Plaintiff has offered sufficient evidence in opposition to raise bona fide issues of fact. The dog’s growling, the manner in which he was restrained, as described hereinabove, a proclivity to put others at risk of harm by breaking his leash and breaking through a hole in the fence, are all indicia of vicious propensities (see, Hodgson-Romain v. Hunter, 72 AD 3d 741 (2d Dept.); Lina Thai Wong v. Largana, 170 AD 3d 700 (2d Dept.)). see also, Shuffian v. Garafola, 9 AD 2d 910 (2d Dept)). In particular, circumstances showing that the owner found it necessary to keep the dog tied up, and took precautions to restrain it, are further evidence of knowledge of the dog’s propensities (Lagoda v. Dorr, 28 AD 2d 208, 210, citing Brice v. Bauer 108 NY 428, 432, and Hahnke v. Friederich, 140 NY 224).
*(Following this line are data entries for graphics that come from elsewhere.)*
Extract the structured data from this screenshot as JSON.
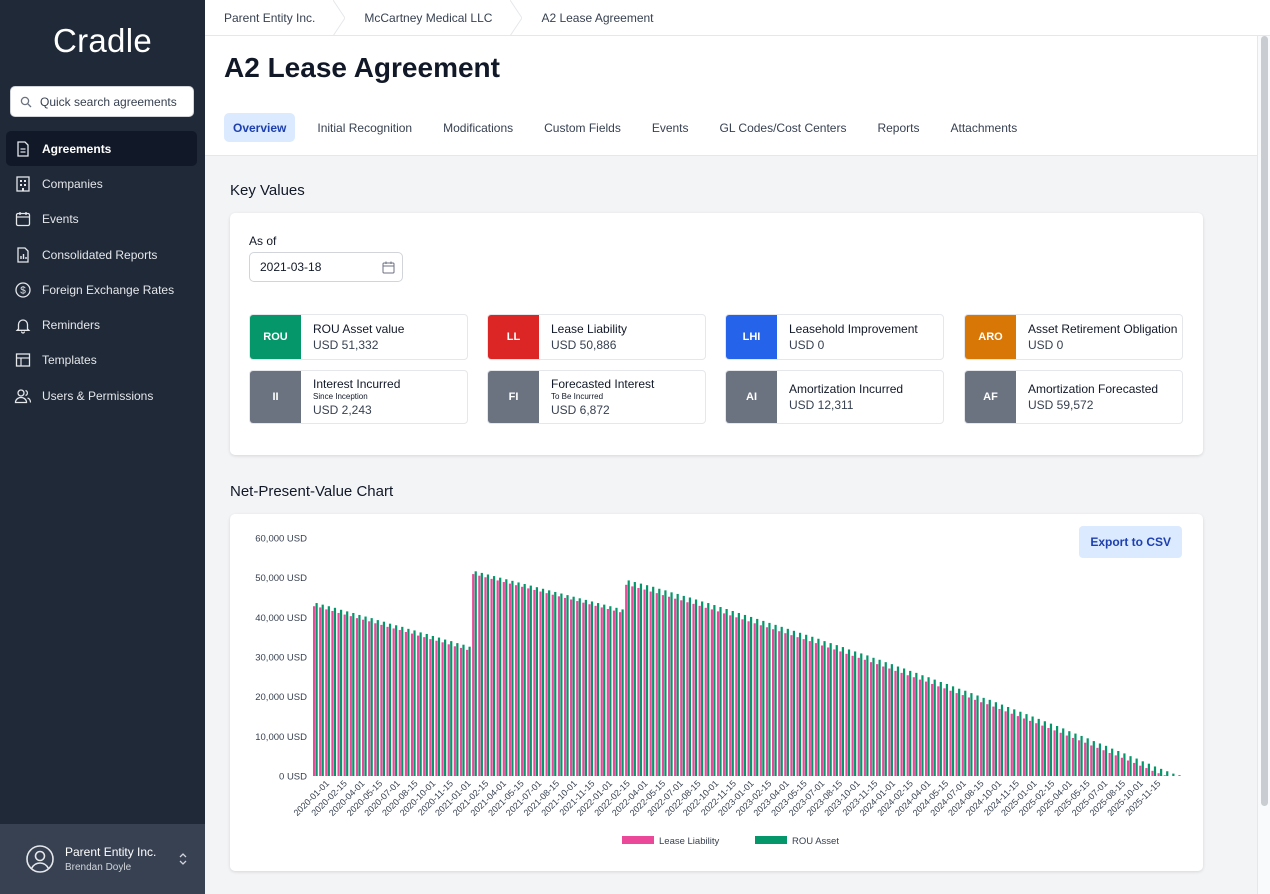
{
  "app": {
    "brand": "Cradle"
  },
  "search": {
    "placeholder": "Quick search agreements"
  },
  "sidebar": {
    "items": [
      {
        "label": "Agreements",
        "icon": "document-icon",
        "active": true
      },
      {
        "label": "Companies",
        "icon": "building-icon",
        "active": false
      },
      {
        "label": "Events",
        "icon": "calendar-icon",
        "active": false
      },
      {
        "label": "Consolidated Reports",
        "icon": "report-icon",
        "active": false
      },
      {
        "label": "Foreign Exchange Rates",
        "icon": "dollar-icon",
        "active": false
      },
      {
        "label": "Reminders",
        "icon": "bell-icon",
        "active": false
      },
      {
        "label": "Templates",
        "icon": "template-icon",
        "active": false
      },
      {
        "label": "Users & Permissions",
        "icon": "users-icon",
        "active": false
      }
    ]
  },
  "profile": {
    "org": "Parent Entity Inc.",
    "user": "Brendan Doyle"
  },
  "breadcrumb": [
    "Parent Entity Inc.",
    "McCartney Medical LLC",
    "A2 Lease Agreement"
  ],
  "page": {
    "title": "A2 Lease Agreement",
    "tabs": [
      "Overview",
      "Initial Recognition",
      "Modifications",
      "Custom Fields",
      "Events",
      "GL Codes/Cost Centers",
      "Reports",
      "Attachments"
    ],
    "active_tab": "Overview"
  },
  "key_values": {
    "section_title": "Key Values",
    "as_of_label": "As of",
    "as_of_value": "2021-03-18",
    "cards": [
      {
        "badge": "ROU",
        "label": "ROU Asset value",
        "sub": "",
        "value": "USD 51,332",
        "color": "#059669"
      },
      {
        "badge": "LL",
        "label": "Lease Liability",
        "sub": "",
        "value": "USD 50,886",
        "color": "#dc2626"
      },
      {
        "badge": "LHI",
        "label": "Leasehold Improvement",
        "sub": "",
        "value": "USD 0",
        "color": "#2563eb"
      },
      {
        "badge": "ARO",
        "label": "Asset Retirement Obligation",
        "sub": "",
        "value": "USD 0",
        "color": "#d97706"
      },
      {
        "badge": "II",
        "label": "Interest Incurred",
        "sub": "Since Inception",
        "value": "USD 2,243",
        "color": "#6b7280"
      },
      {
        "badge": "FI",
        "label": "Forecasted Interest",
        "sub": "To Be Incurred",
        "value": "USD 6,872",
        "color": "#6b7280"
      },
      {
        "badge": "AI",
        "label": "Amortization Incurred",
        "sub": "",
        "value": "USD 12,311",
        "color": "#6b7280"
      },
      {
        "badge": "AF",
        "label": "Amortization Forecasted",
        "sub": "",
        "value": "USD 59,572",
        "color": "#6b7280"
      }
    ]
  },
  "npv": {
    "section_title": "Net-Present-Value Chart",
    "export_label": "Export to CSV"
  },
  "chart_data": {
    "type": "bar",
    "title": "",
    "xlabel": "",
    "ylabel": "",
    "ylim": [
      0,
      60000
    ],
    "y_ticks": [
      "0 USD",
      "10,000 USD",
      "20,000 USD",
      "30,000 USD",
      "40,000 USD",
      "50,000 USD",
      "60,000 USD"
    ],
    "legend": "bottom",
    "x_tick_labels": [
      "2020-01-01",
      "2020-02-15",
      "2020-04-01",
      "2020-05-15",
      "2020-07-01",
      "2020-08-15",
      "2020-10-01",
      "2020-11-15",
      "2021-01-01",
      "2021-02-15",
      "2021-04-01",
      "2021-05-15",
      "2021-07-01",
      "2021-08-15",
      "2021-10-01",
      "2021-11-15",
      "2022-01-01",
      "2022-02-15",
      "2022-04-01",
      "2022-05-15",
      "2022-07-01",
      "2022-08-15",
      "2022-10-01",
      "2022-11-15",
      "2023-01-01",
      "2023-02-15",
      "2023-04-01",
      "2023-05-15",
      "2023-07-01",
      "2023-08-15",
      "2023-10-01",
      "2023-11-15",
      "2024-01-01",
      "2024-02-15",
      "2024-04-01",
      "2024-05-15",
      "2024-07-01",
      "2024-08-15",
      "2024-10-01",
      "2024-11-15",
      "2025-01-01",
      "2025-02-15",
      "2025-04-01",
      "2025-05-15",
      "2025-07-01",
      "2025-08-15",
      "2025-10-01",
      "2025-11-15"
    ],
    "series": [
      {
        "name": "Lease Liability",
        "color": "#ec4899",
        "values": [
          42800,
          42500,
          42000,
          41600,
          41100,
          40700,
          40300,
          39800,
          39400,
          39000,
          38500,
          38100,
          37600,
          37200,
          36800,
          36300,
          35900,
          35400,
          35000,
          34500,
          34100,
          33700,
          33200,
          32700,
          32300,
          31800,
          50900,
          50500,
          50100,
          49700,
          49300,
          48900,
          48500,
          48100,
          47700,
          47300,
          46900,
          46500,
          46100,
          45700,
          45300,
          44900,
          44500,
          44100,
          43700,
          43300,
          42900,
          42500,
          42100,
          41700,
          41300,
          48200,
          47800,
          47400,
          47000,
          46500,
          46100,
          45600,
          45200,
          44700,
          44300,
          43800,
          43400,
          42900,
          42400,
          42000,
          41500,
          41000,
          40500,
          40000,
          39500,
          39000,
          38500,
          38000,
          37500,
          37000,
          36500,
          36000,
          35500,
          35000,
          34500,
          34000,
          33500,
          32900,
          32400,
          31900,
          31400,
          30800,
          30300,
          29800,
          29300,
          28700,
          28200,
          27600,
          27100,
          26500,
          26000,
          25400,
          24900,
          24300,
          23800,
          23200,
          22600,
          22100,
          21500,
          20900,
          20400,
          19800,
          19200,
          18600,
          18100,
          17500,
          16900,
          16300,
          15700,
          15100,
          14500,
          13900,
          13300,
          12700,
          12100,
          11500,
          10900,
          10200,
          9600,
          9000,
          8400,
          7700,
          7100,
          6500,
          5800,
          5200,
          4600,
          3900,
          3300,
          2600,
          2000,
          1300,
          700,
          200,
          0,
          0
        ]
      },
      {
        "name": "ROU Asset",
        "color": "#059669",
        "values": [
          43600,
          43200,
          42800,
          42400,
          41900,
          41500,
          41100,
          40600,
          40200,
          39800,
          39300,
          38900,
          38400,
          38000,
          37600,
          37100,
          36700,
          36200,
          35800,
          35300,
          34900,
          34400,
          34000,
          33500,
          33100,
          32600,
          51600,
          51200,
          50800,
          50400,
          50000,
          49600,
          49200,
          48800,
          48400,
          48000,
          47600,
          47200,
          46800,
          46400,
          46000,
          45600,
          45200,
          44800,
          44400,
          44000,
          43600,
          43200,
          42800,
          42400,
          42000,
          49300,
          48900,
          48500,
          48100,
          47700,
          47200,
          46800,
          46300,
          45900,
          45400,
          45000,
          44500,
          44000,
          43600,
          43100,
          42600,
          42100,
          41600,
          41100,
          40600,
          40100,
          39600,
          39100,
          38600,
          38100,
          37600,
          37100,
          36600,
          36100,
          35600,
          35100,
          34600,
          34000,
          33500,
          33000,
          32500,
          31900,
          31400,
          30900,
          30400,
          29800,
          29300,
          28700,
          28200,
          27600,
          27100,
          26500,
          26000,
          25400,
          24900,
          24300,
          23700,
          23200,
          22600,
          22000,
          21500,
          20900,
          20300,
          19700,
          19200,
          18600,
          18000,
          17400,
          16800,
          16200,
          15600,
          15000,
          14400,
          13800,
          13200,
          12600,
          12000,
          11300,
          10700,
          10100,
          9500,
          8800,
          8200,
          7600,
          6900,
          6300,
          5700,
          5000,
          4400,
          3700,
          3100,
          2400,
          1800,
          1200,
          600,
          200
        ]
      }
    ]
  }
}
Although Defendant denied knowledge of the dog’s vicious propensities, asserting that there have been no prior incidents involving the dog, no prior complaints, and no growling, the evidence adduced convinces this Court that a jury may find that Defendants knew or should have known about it. Also, the parties provided conflicting testimony as to the nature of the contact between Plaintiff and the dog on the day in question (see, e.g. Lina Thai Wong v. Largana, supra.)

It must be remembered that the Court’s role in considering summary judgment motions is issue-finding, not issue-determination (Lui v. Park Ridge at Terryville Ass’n Inc., 196 AD 2d 579 (2d Dept.), and that the Court should not determine issues of credibility (Id.).

For these reasons, both the motion and cross-motion (Seq. 001, 002) are denied."